CENTRAL Bank purchases figured highly in overall gold demand last year but investment interest in gold as indicated by bullion-backed exchange traded fund (ETF) buying waned, except in the final months of the year.
This is according to the World Gold Council’s annual report on demand trends in which it also said that annual gold in jewellery demand was flat whilst retail demand increased.
“Gold demand rose in 2018 and, although the US dollar gold price was down 1% over the year, it outperformed many other financial assets,” said Alistair Hewitt, head of market intelligence at the World Gold Council in an announcement earlier today.
“Worries about a slowdown in global growth, heightened geopolitical tensions, and financial market volatility saw central bank demand hit its highest level since Nixon closed the gold window in 1971, the volume of gold in European-listed ETFs reach a record high, and annual coin demand leap 26%,” he said.

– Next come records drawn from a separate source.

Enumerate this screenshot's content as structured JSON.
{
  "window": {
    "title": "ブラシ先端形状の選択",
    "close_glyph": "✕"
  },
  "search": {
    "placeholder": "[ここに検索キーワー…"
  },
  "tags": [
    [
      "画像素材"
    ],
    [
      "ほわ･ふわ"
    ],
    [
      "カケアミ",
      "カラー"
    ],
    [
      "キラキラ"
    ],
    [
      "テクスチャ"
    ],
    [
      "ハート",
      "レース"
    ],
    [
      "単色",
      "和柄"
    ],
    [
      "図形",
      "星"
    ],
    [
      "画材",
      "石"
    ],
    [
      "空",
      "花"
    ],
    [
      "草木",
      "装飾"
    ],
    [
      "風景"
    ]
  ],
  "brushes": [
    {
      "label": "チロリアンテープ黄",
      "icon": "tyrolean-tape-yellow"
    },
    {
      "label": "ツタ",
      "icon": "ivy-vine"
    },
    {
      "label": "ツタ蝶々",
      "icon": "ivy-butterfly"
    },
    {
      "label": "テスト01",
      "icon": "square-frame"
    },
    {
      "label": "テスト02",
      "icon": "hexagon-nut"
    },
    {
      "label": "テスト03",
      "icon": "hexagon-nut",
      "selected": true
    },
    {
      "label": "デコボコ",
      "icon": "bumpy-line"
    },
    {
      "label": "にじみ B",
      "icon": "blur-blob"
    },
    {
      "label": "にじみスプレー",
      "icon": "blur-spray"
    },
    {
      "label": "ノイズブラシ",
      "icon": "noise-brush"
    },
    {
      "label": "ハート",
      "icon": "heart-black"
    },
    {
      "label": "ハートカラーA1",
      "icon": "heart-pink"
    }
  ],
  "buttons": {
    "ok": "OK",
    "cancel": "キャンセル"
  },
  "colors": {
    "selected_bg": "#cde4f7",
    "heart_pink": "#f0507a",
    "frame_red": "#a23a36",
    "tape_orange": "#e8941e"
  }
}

Central banks added 651.5 tonnes to official gold reserves in 2018, up 74% on 2017 and the second highest yearly total on record. Net purchases jumped to their highest level since the end of US dollar convertibility into gold in 1971, as a greater pool of central banks turned to gold as a diversifier.
Other findings of the demand trends report are:
- Annual jewellery demand was steady at 2,200t, down just one tonne from the previous year. Gains in China (3%), the US (4%) and Russia (9%) broadly offset sharp losses in the Middle East, where demand dropped 15% on 2017. Indian demand was stable at 598t, a drop of only 4t from the previous year.
- ETFs and similar products saw only moderate inflows of 68.9t during 2018, down 67% on 2017. Stock market volatility and signs of faltering economic growth in key markets fuelled a recovery in Q4 2018, with inflows growing to 112.4t from 32.5t in the same period last year. However, Europe was the only region to see net growth over the year as a whole.
- Retail investment in gold bars and coins grew 4% in 2018, to 1,090.2t. Coin demand surged to reach a five-year high of 236.4t, the second-highest on record. Demand for gold bars held steady at 781.6t, the fifth year in succession of holding in a firm 780-800t range.
Said Hewitt: “I don’t see any of the risks that investors and central banks are worried about fading anytime soon and I expect gold to remain an attractive hedge in 2019.”
The total supply of gold grew marginally by 1% in 2018, up from 4,447.2t to 4,490.2t. This growth was supported by similar year-on-year increases in mine production – to a new record high – and recycled gold, said the World Gold Council.